AG-Blog | Transformation gestalten: Nachhaltigkeit durch strategische Datennutzung im Öffentlichen Sektor

Die AG Datendemokratie hat in ihrer Sitzung die Bedeutung von Daten im Kontext der Nachhaltigkeitsziele der Agenda 2030 beleuchtet und Lösungsansätze für eine nachhaltige Datennutzung im öffentlichen Sektor diskutiert.

Berlin/virtuell. In unserer Welt, die von immer komplexeren ökologischen, sozialen und wirtschaftlichen Herausforderungen geprägt ist, rückt das Thema der ökologischen Nachhaltigkeit zunehmend in den Fokus. Als Grundlage für das langfristige Wohlergehen von Mensch und Umwelt müssen Nachhaltigkeit und Klimaneutralität auch zentraler Bestandteil jeder modernen Datenstrategie sein. Die AG Datendemokratie hat daher bei ihrer Sitzung im September den Blick auf die Potenziale erhöhter Datenverfügbarkeit und besserer Datennutzung im öffentlichen Sektor gerichtet: Welche Projekte und strategischen Ziele gibt es schon, um Datenschätze der öffentlichen Hand für das Gemeinwohl einzusetzen? Was ist international bereits möglich? Und vor allem: Geht zunehmende Digitalisierung zwingend mit Nachhaltigkeit einher?

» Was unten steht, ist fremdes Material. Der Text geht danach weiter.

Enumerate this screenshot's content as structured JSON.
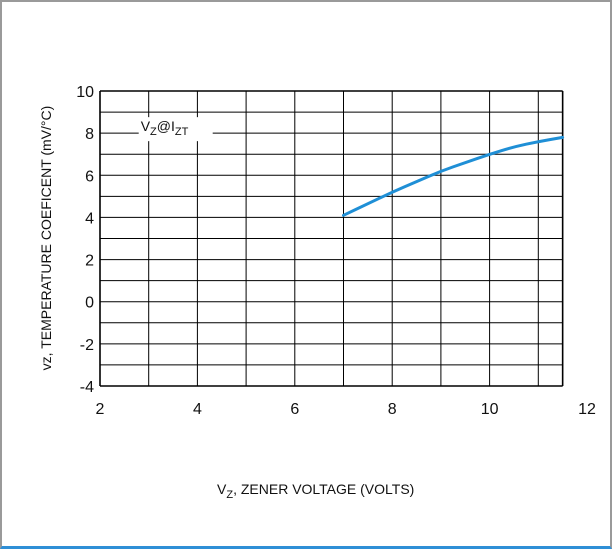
{
  "chart_data": {
    "type": "line",
    "title": "",
    "xlabel": {
      "prefix": "V",
      "sub": "Z",
      "rest": ", ZENER VOLTAGE (VOLTS)"
    },
    "ylabel": "vz, TEMPERATURE COEFICENT (mV/°C)",
    "xlim": [
      2,
      12
    ],
    "ylim": [
      -4,
      10
    ],
    "xticks": [
      2,
      4,
      6,
      8,
      10,
      12
    ],
    "yticks": [
      -4,
      -2,
      0,
      2,
      4,
      6,
      8,
      10
    ],
    "x_gridlines": [
      2,
      3,
      4,
      5,
      6,
      7,
      8,
      9,
      10,
      11,
      11.5
    ],
    "y_gridlines": [
      -4,
      -3,
      -2,
      -1,
      0,
      1,
      2,
      3,
      4,
      5,
      6,
      7,
      8,
      9,
      10
    ],
    "grid": true,
    "annotation": {
      "v": "V",
      "vsub": "Z",
      "at": "@I",
      "isub": "ZT"
    },
    "series": [
      {
        "color": "#1f8fd6",
        "x": [
          7.0,
          7.5,
          8.0,
          8.5,
          9.0,
          9.5,
          10.0,
          10.5,
          11.0,
          11.5
        ],
        "y": [
          4.1,
          4.65,
          5.2,
          5.7,
          6.2,
          6.6,
          7.0,
          7.35,
          7.6,
          7.8
        ]
      }
    ]
  }
}
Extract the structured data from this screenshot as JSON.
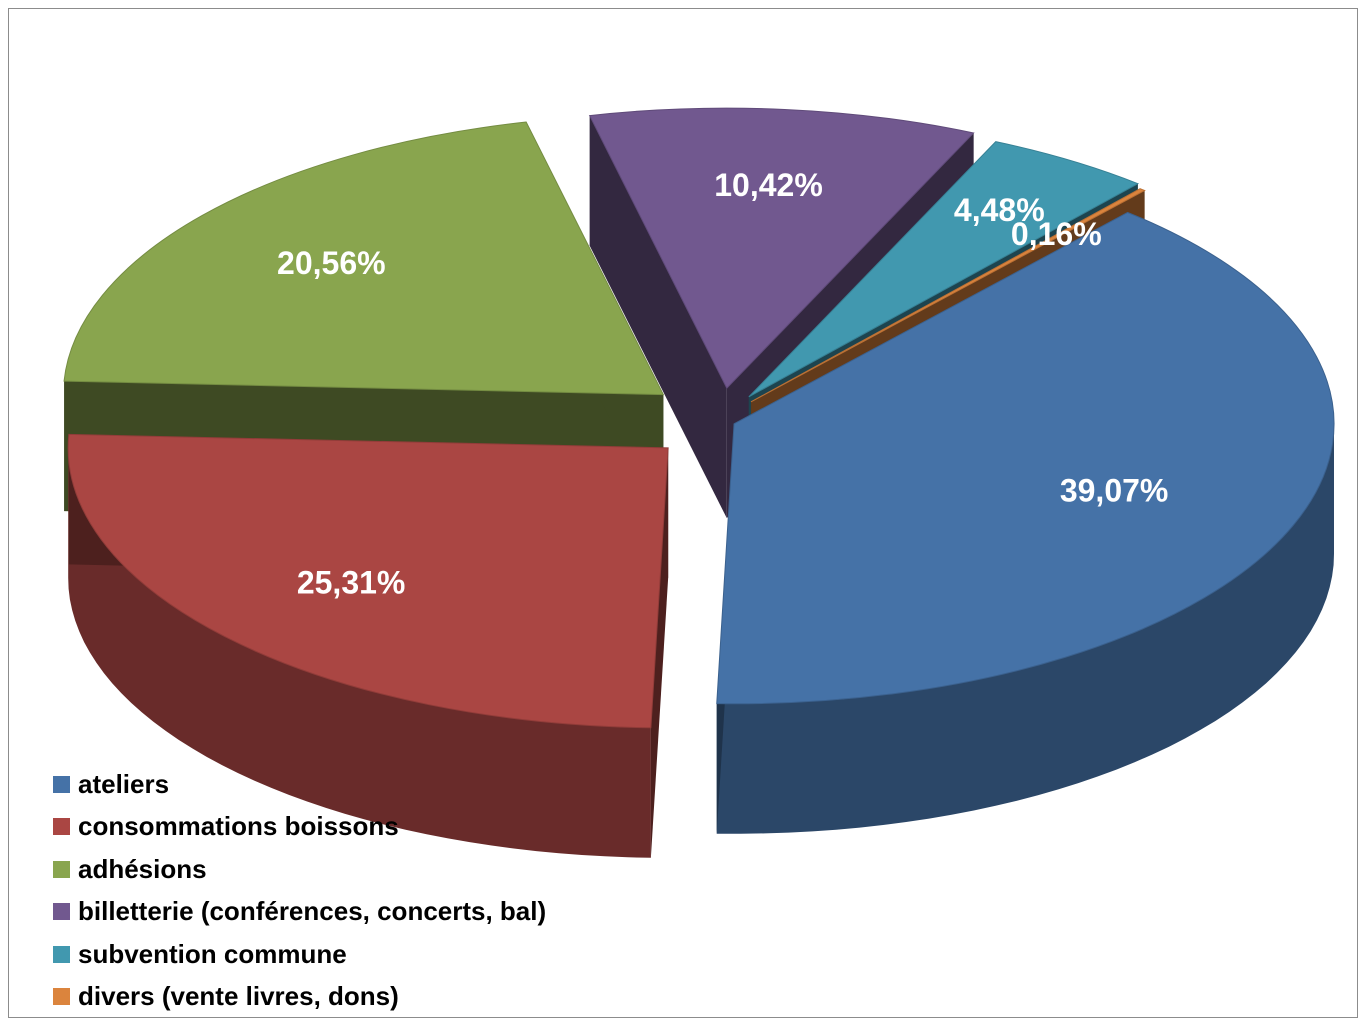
{
  "chart_data": {
    "type": "pie",
    "variant": "3d-exploded",
    "title": "",
    "legend_position": "bottom-left",
    "slices": [
      {
        "name": "ateliers",
        "value": 39.07,
        "label": "39,07%",
        "color": "#4572A7"
      },
      {
        "name": "consommations boissons",
        "value": 25.31,
        "label": "25,31%",
        "color": "#AA4643"
      },
      {
        "name": "adhésions",
        "value": 20.56,
        "label": "20,56%",
        "color": "#89A54E"
      },
      {
        "name": "billetterie (conférences, concerts, bal)",
        "value": 10.42,
        "label": "10,42%",
        "color": "#71588F"
      },
      {
        "name": "subvention commune",
        "value": 4.48,
        "label": "4,48%",
        "color": "#4198AF"
      },
      {
        "name": "divers (vente livres, dons)",
        "value": 0.16,
        "label": "0,16%",
        "color": "#DB843D"
      }
    ]
  }
}
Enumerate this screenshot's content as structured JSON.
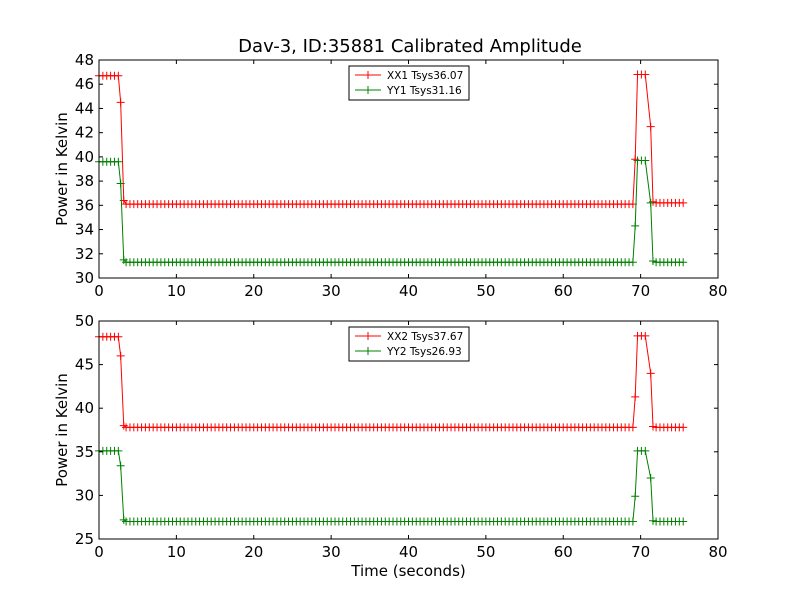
{
  "figure": {
    "title": "Dav-3, ID:35881 Calibrated Amplitude"
  },
  "chart_data": [
    {
      "type": "line",
      "title": "Dav-3, ID:35881 Calibrated Amplitude",
      "xlabel": "",
      "ylabel": "Power in Kelvin",
      "xlim": [
        0,
        80
      ],
      "ylim": [
        30,
        48
      ],
      "xticks": [
        "0",
        "10",
        "20",
        "30",
        "40",
        "50",
        "60",
        "70",
        "80"
      ],
      "yticks": [
        "30",
        "32",
        "34",
        "36",
        "38",
        "40",
        "42",
        "44",
        "46",
        "48"
      ],
      "grid": false,
      "legend_position": "top-center",
      "marker": "+",
      "x_step": 0.5,
      "series": [
        {
          "name": "XX1 Tsys36.07",
          "color": "#ff0000",
          "segments": [
            {
              "x_from": 0,
              "x_to": 2.5,
              "value": 46.7
            },
            {
              "x": 2.8,
              "value": 44.5
            },
            {
              "x": 3.2,
              "value": 36.4
            },
            {
              "x_from": 3.5,
              "x_to": 69.0,
              "value": 36.1
            },
            {
              "x": 69.3,
              "value": 39.8
            },
            {
              "x_from": 69.6,
              "x_to": 71.0,
              "value": 46.8
            },
            {
              "x": 71.3,
              "value": 42.5
            },
            {
              "x": 71.6,
              "value": 36.3
            },
            {
              "x_from": 72.0,
              "x_to": 75.5,
              "value": 36.2
            }
          ]
        },
        {
          "name": "YY1 Tsys31.16",
          "color": "#008000",
          "segments": [
            {
              "x_from": 0,
              "x_to": 2.5,
              "value": 39.6
            },
            {
              "x": 2.8,
              "value": 37.8
            },
            {
              "x": 3.2,
              "value": 31.5
            },
            {
              "x_from": 3.5,
              "x_to": 69.0,
              "value": 31.3
            },
            {
              "x": 69.3,
              "value": 34.3
            },
            {
              "x_from": 69.6,
              "x_to": 71.0,
              "value": 39.7
            },
            {
              "x": 71.3,
              "value": 36.2
            },
            {
              "x": 71.6,
              "value": 31.4
            },
            {
              "x_from": 72.0,
              "x_to": 75.5,
              "value": 31.3
            }
          ]
        }
      ]
    },
    {
      "type": "line",
      "title": "",
      "xlabel": "Time (seconds)",
      "ylabel": "Power in Kelvin",
      "xlim": [
        0,
        80
      ],
      "ylim": [
        25,
        50
      ],
      "xticks": [
        "0",
        "10",
        "20",
        "30",
        "40",
        "50",
        "60",
        "70",
        "80"
      ],
      "yticks": [
        "25",
        "30",
        "35",
        "40",
        "45",
        "50"
      ],
      "grid": false,
      "legend_position": "top-center",
      "marker": "+",
      "x_step": 0.5,
      "series": [
        {
          "name": "XX2 Tsys37.67",
          "color": "#ff0000",
          "segments": [
            {
              "x_from": 0,
              "x_to": 2.5,
              "value": 48.2
            },
            {
              "x": 2.8,
              "value": 46.0
            },
            {
              "x": 3.2,
              "value": 38.0
            },
            {
              "x_from": 3.5,
              "x_to": 69.0,
              "value": 37.8
            },
            {
              "x": 69.3,
              "value": 41.3
            },
            {
              "x_from": 69.6,
              "x_to": 71.0,
              "value": 48.3
            },
            {
              "x": 71.3,
              "value": 44.0
            },
            {
              "x": 71.6,
              "value": 37.9
            },
            {
              "x_from": 72.0,
              "x_to": 75.5,
              "value": 37.8
            }
          ]
        },
        {
          "name": "YY2 Tsys26.93",
          "color": "#008000",
          "segments": [
            {
              "x_from": 0,
              "x_to": 2.5,
              "value": 35.1
            },
            {
              "x": 2.8,
              "value": 33.4
            },
            {
              "x": 3.2,
              "value": 27.2
            },
            {
              "x_from": 3.5,
              "x_to": 69.0,
              "value": 27.0
            },
            {
              "x": 69.3,
              "value": 29.9
            },
            {
              "x_from": 69.6,
              "x_to": 71.0,
              "value": 35.1
            },
            {
              "x": 71.3,
              "value": 32.0
            },
            {
              "x": 71.6,
              "value": 27.1
            },
            {
              "x_from": 72.0,
              "x_to": 75.5,
              "value": 27.0
            }
          ]
        }
      ]
    }
  ]
}
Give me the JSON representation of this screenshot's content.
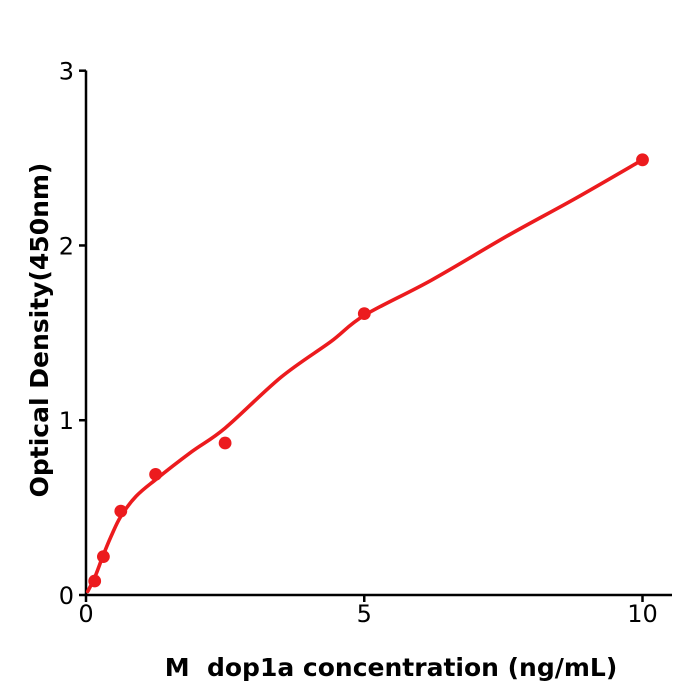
{
  "chart_data": {
    "type": "scatter",
    "subtype": "standard-curve-with-fit",
    "title": "",
    "xlabel": "M  dop1a concentration (ng/mL)",
    "ylabel": "Optical Density(450nm)",
    "x_ticks": [
      0,
      5,
      10
    ],
    "y_ticks": [
      0,
      1,
      2,
      3
    ],
    "xlim": [
      0,
      10.55
    ],
    "ylim": [
      0,
      3
    ],
    "grid": false,
    "legend": "none",
    "points": {
      "x": [
        0.156,
        0.3125,
        0.625,
        1.25,
        2.5,
        5,
        10
      ],
      "y": [
        0.08,
        0.22,
        0.48,
        0.69,
        0.87,
        1.61,
        2.49
      ]
    },
    "fit_curve": [
      [
        0.03,
        0.02
      ],
      [
        0.156,
        0.1
      ],
      [
        0.3,
        0.22
      ],
      [
        0.45,
        0.335
      ],
      [
        0.625,
        0.45
      ],
      [
        0.9,
        0.565
      ],
      [
        1.25,
        0.66
      ],
      [
        1.9,
        0.82
      ],
      [
        2.5,
        0.955
      ],
      [
        3.5,
        1.245
      ],
      [
        4.4,
        1.45
      ],
      [
        5.0,
        1.6
      ],
      [
        6.2,
        1.8
      ],
      [
        7.6,
        2.06
      ],
      [
        8.8,
        2.27
      ],
      [
        10.0,
        2.49
      ]
    ],
    "point_color": "#ec1b1e",
    "curve_color": "#ec1b1e",
    "axis_color": "#000000",
    "background_color": "#ffffff"
  }
}
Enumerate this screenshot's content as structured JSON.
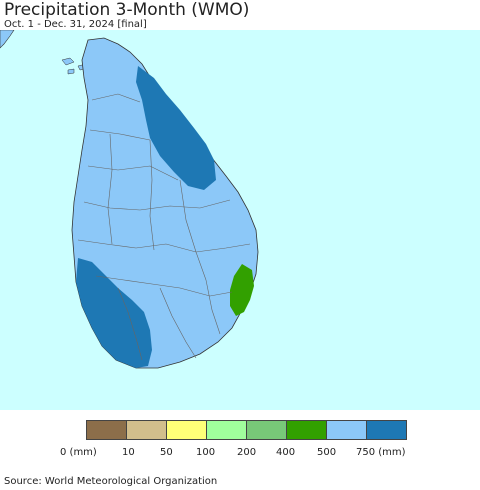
{
  "title": "Precipitation 3-Month (WMO)",
  "subtitle": "Oct. 1 - Dec. 31, 2024 [final]",
  "colors": {
    "ocean": "#ccffff",
    "land_default": "#8cc8f8",
    "land_high": "#1e78b4",
    "land_green": "#32a000"
  },
  "legend": {
    "colors": [
      "#8c6e4a",
      "#d2be8c",
      "#ffff78",
      "#a0ff9c",
      "#78c878",
      "#32a000",
      "#8cc8f8",
      "#1e78b4"
    ],
    "labels": [
      "0 (mm)",
      "10",
      "50",
      "100",
      "200",
      "400",
      "500",
      "750 (mm)"
    ]
  },
  "source": "Source: World Meteorological Organization"
}
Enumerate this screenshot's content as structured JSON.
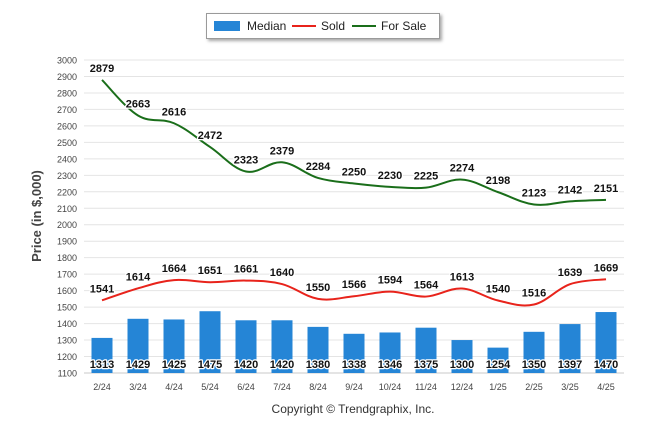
{
  "copyright": "Copyright © Trendgraphix, Inc.",
  "colors": {
    "median": "#2585d6",
    "sold": "#e8231b",
    "for_sale": "#1a6e1a",
    "grid": "#e4e4e4",
    "axis_text": "#444444"
  },
  "chart_data": {
    "type": "bar",
    "title": "",
    "xlabel": "",
    "ylabel": "Price (in $,000)",
    "ylim": [
      1100,
      3000
    ],
    "yticks": [
      1100,
      1200,
      1300,
      1400,
      1500,
      1600,
      1700,
      1800,
      1900,
      2000,
      2100,
      2200,
      2300,
      2400,
      2500,
      2600,
      2700,
      2800,
      2900,
      3000
    ],
    "grid": true,
    "legend_position": "top-center",
    "categories": [
      "2/24",
      "3/24",
      "4/24",
      "5/24",
      "6/24",
      "7/24",
      "8/24",
      "9/24",
      "10/24",
      "11/24",
      "12/24",
      "1/25",
      "2/25",
      "3/25",
      "4/25"
    ],
    "series": [
      {
        "name": "Median",
        "type": "bar",
        "values": [
          1313,
          1429,
          1425,
          1475,
          1420,
          1420,
          1380,
          1338,
          1346,
          1375,
          1300,
          1254,
          1350,
          1397,
          1470
        ]
      },
      {
        "name": "Sold",
        "type": "line",
        "values": [
          1541,
          1614,
          1664,
          1651,
          1661,
          1640,
          1550,
          1566,
          1594,
          1564,
          1613,
          1540,
          1516,
          1639,
          1669
        ]
      },
      {
        "name": "For Sale",
        "type": "line",
        "values": [
          2879,
          2663,
          2616,
          2472,
          2323,
          2379,
          2284,
          2250,
          2230,
          2225,
          2274,
          2198,
          2123,
          2142,
          2151
        ]
      }
    ]
  }
}
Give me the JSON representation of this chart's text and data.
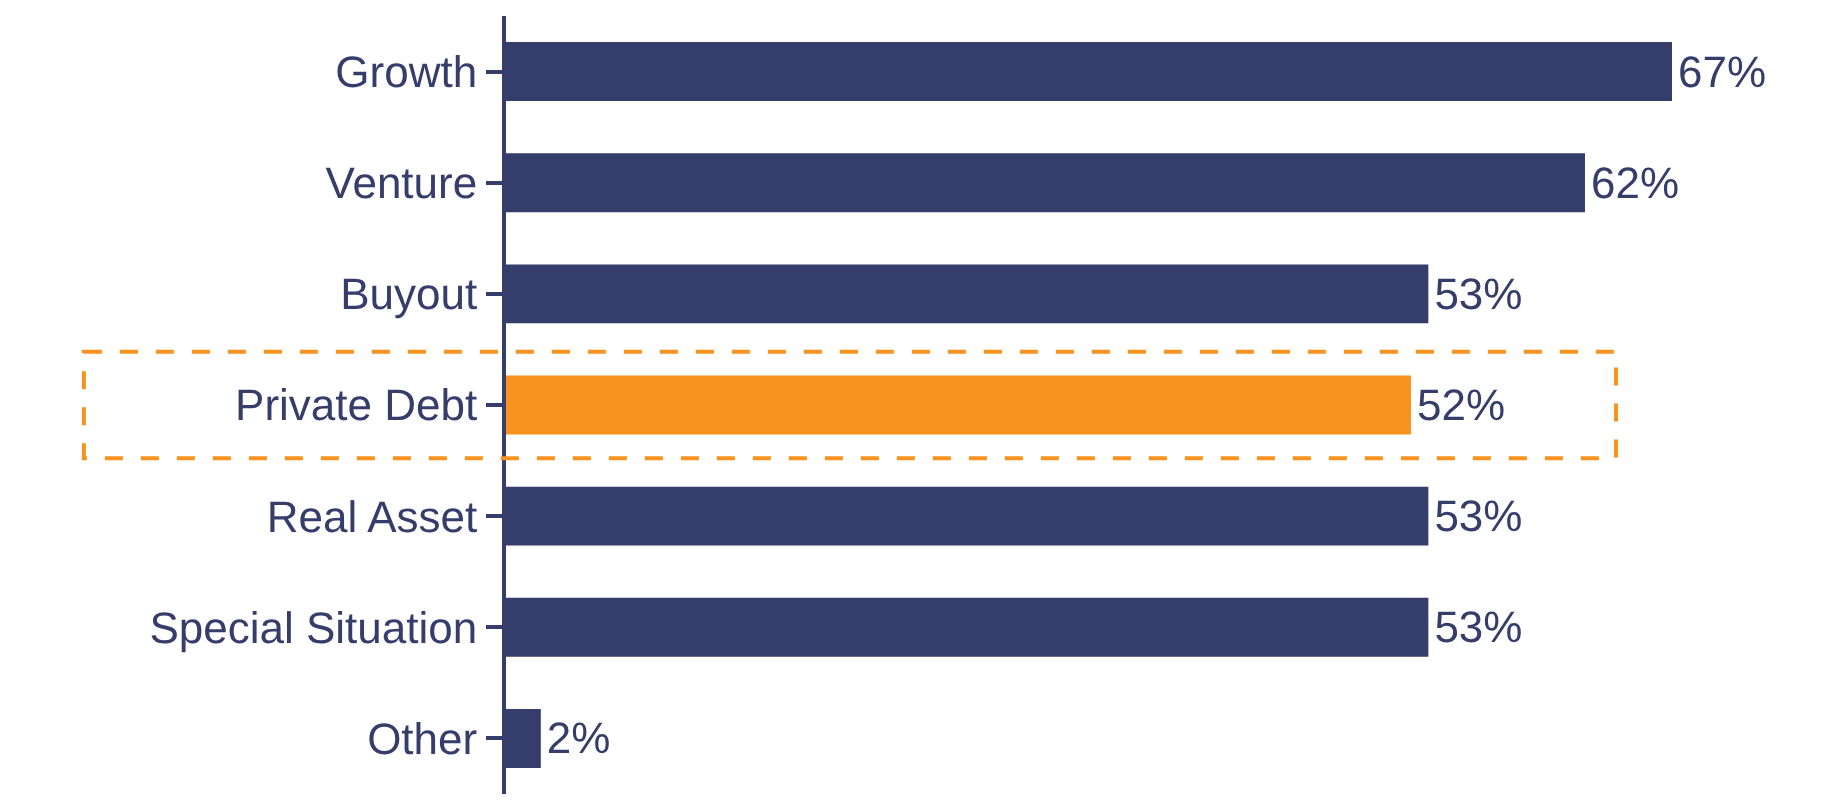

Dem Thema wolle man sich heute von sehr weit und umfassend zu sehr spezifisch nähern, so Lilian Dammann und Björn Stecher, Co-Leitung der AG Datendemokratie, bei der Begrüßung: „Wir starten mit der großen Vogelperspektive und Datennutzung rund um den Globus und zoomen dann näher an die Datenstrategien in Deutschland heran. Wie sich Fortschritte messen und vor allem darstellen lassen, zeigt uns dann der Blick auf die Erfahrungen mit einem Klimadashboard. Und zum Schluss schauen wir auf herausfordernde bis kritische Punkte in der Nutzung von offenen Daten.“

Strategische Datennutzung für Nachhaltigkeit: Einblick in das GIZ Data Lab

Catherine Vogel, Koordinatorin des GIZ Data Lab, eröffnete die Sitzung mit einem Einblick in die weltweite Bedeutung von Daten für nachhaltige Entwicklung. Vogel betonte die zentrale Rolle der Sustainable Development Goals (SDGs) für ihre Arbeit. Wenn man darauf schaue, wie weit man weltweit auf dem Weg zum SDG-Halbzeitziel für 2025 sei, so müsse man akzeptieren, dass es schwierig wird, die Ziele zu erreichen. Das sei aber eher Ansporn als Hindernis für das GIZ Data Lab, sich weiterhin leidenschaftlich für nachhaltige Entwicklung durch Datenprojekte zu engagieren.

Catherine Vogel mit einem Headset, Screenshot aus einer Videokonferenz-App.
Catherine Vogel, Koordinatorin des GIZ Data Lab

Das GIZ Data Lab ist ein auftragsunabhängiges Data Innovation Hub, dessen Aufgabe es ist, die effektive, faire und verantwortungsvolle Nutzung digitaler Daten für nachhaltige Entwicklung voranzutreiben. Es gehe vor allem darum, wie Daten in Entwicklungsprojekten weltweit eingesetzt werden, um Umweltauswirkungen zu minimieren und nachhaltiges Wachstum zu fördern. Die Arbeitsweise des Labs zeichne sich durch Agilität und Experimentierfreude aus.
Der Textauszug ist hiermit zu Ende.